His partner rewarded his labors with a kiss. “I love you, Preston Coldwater,” she proclaimed.
“I love you, too, Natalie Martin,” he replied, returning her kiss.
She withdrew her lips, stepping back. “You mean Natalie Coldwater, don’t you?”
Preston smiled. “Of course,” he answered, “as soon as a decent interval of mourning has passed.”
“How long do you think we’ll have to wait?” she demanded.
“I think we’ll have to wait at least a year.” He glanced nervously around the damp wine cellar that had just become his late wife’s tomb.
“There’s no way I’m waiting twelve months!”

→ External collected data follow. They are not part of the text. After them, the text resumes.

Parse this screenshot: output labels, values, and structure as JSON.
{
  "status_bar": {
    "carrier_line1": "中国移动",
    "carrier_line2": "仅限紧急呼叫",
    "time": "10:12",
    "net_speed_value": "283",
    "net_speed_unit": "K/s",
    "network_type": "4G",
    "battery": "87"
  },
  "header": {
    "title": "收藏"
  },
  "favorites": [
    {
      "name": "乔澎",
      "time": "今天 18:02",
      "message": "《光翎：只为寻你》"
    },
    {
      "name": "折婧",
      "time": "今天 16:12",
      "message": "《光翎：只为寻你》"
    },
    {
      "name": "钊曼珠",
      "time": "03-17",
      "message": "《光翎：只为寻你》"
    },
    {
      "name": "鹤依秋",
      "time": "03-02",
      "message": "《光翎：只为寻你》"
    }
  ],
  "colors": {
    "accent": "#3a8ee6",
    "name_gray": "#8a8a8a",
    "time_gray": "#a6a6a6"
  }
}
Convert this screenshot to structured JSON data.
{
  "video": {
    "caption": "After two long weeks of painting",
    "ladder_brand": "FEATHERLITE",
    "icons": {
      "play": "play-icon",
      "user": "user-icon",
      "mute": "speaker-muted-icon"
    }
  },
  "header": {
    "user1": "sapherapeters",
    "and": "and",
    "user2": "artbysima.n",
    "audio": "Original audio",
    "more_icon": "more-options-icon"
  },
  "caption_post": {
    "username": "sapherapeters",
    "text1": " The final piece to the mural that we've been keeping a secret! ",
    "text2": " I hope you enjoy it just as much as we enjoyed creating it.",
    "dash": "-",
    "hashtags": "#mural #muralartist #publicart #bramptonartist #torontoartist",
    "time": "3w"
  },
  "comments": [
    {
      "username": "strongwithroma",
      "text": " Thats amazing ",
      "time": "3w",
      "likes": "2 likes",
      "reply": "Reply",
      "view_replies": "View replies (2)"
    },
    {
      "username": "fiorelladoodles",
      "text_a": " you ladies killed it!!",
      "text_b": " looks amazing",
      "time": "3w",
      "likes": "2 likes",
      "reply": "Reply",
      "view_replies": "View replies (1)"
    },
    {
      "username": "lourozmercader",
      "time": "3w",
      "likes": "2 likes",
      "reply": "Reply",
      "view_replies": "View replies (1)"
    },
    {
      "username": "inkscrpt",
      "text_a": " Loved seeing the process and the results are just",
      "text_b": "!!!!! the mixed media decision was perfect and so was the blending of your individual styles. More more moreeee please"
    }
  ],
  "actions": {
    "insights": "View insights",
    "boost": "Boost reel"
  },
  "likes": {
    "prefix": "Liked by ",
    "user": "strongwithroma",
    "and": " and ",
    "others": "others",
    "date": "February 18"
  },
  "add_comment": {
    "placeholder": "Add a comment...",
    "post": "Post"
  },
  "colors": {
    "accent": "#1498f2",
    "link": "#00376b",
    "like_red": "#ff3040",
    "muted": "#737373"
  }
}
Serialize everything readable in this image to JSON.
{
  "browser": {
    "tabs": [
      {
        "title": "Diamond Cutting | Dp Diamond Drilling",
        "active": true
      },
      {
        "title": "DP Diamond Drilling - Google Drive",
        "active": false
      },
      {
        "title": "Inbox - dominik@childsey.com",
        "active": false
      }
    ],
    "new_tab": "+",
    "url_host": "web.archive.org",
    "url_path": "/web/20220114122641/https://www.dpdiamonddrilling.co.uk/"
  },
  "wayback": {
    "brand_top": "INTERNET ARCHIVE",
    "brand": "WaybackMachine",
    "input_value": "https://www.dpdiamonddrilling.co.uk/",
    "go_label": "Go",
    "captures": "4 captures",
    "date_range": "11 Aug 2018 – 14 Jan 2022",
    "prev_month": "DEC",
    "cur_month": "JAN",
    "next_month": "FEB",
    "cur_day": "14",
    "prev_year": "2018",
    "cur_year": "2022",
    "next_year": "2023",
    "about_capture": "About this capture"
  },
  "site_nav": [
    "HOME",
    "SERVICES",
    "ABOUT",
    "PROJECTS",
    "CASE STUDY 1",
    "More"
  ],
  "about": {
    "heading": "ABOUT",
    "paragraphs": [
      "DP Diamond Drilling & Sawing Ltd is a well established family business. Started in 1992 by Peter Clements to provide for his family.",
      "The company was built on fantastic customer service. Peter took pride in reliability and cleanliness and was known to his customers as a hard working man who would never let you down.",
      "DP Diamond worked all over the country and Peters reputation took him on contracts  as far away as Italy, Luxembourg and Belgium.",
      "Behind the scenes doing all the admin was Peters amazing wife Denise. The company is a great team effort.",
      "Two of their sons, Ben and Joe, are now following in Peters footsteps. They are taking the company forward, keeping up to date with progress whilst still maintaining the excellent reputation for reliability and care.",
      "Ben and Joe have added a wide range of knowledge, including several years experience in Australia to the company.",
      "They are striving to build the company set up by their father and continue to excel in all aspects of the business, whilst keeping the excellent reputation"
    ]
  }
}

“How about six months, then?”
She nodded, the smile returning to her face. “Are you asking me to marry you?”
He grinned. “I’ve already asked, and you’ve already accepted.” He again hazarded a glance to his left, a quick look to his right, and a peek behind.
She was distracted by his furtive, darting glances. “What are you looking for?” she demanded.
He swallowed. “You know how nervous this place makes me.”
She snorted derisively. “It was your idea to entomb her body here.”
“I know, but that doesn’t mean that I have to like it.” He started toward the arched doorway.
“Wait,” Natalie said.
He stepped into the hallway outside the wine cellar. Looking into the dank, dark room, he asked, “What is it?”
“The brat,” she said, “and Lana’s sister, Cecilia. “What do we do with them?”
“What do you mean?”
“Wouldn’t it be convenient if they were to take up residence beside darling Lana?”
Preston blanched. “You mean that we should kill them?”
Natalie’s eyes swam with amusement at his discomfort. “Why not?”
“No!”
“We don’t need them underfoot all the time, getting in our way.”
Preston shook his head. “I won’t do it. I won’t hear of it.” He hastened down the corridor.
Natalie hurried to catch up to him. “At least let’s talk about it. We don’t need a brat and her nanny. We don’t need anyone but ourselves.”
In the end, however, Preston was adamant. Needed or not, two-year-old Emily would be allowed to live, as would her Aunt Cecilia.
After all, if they were going to keep the child, they would need someone to mind her.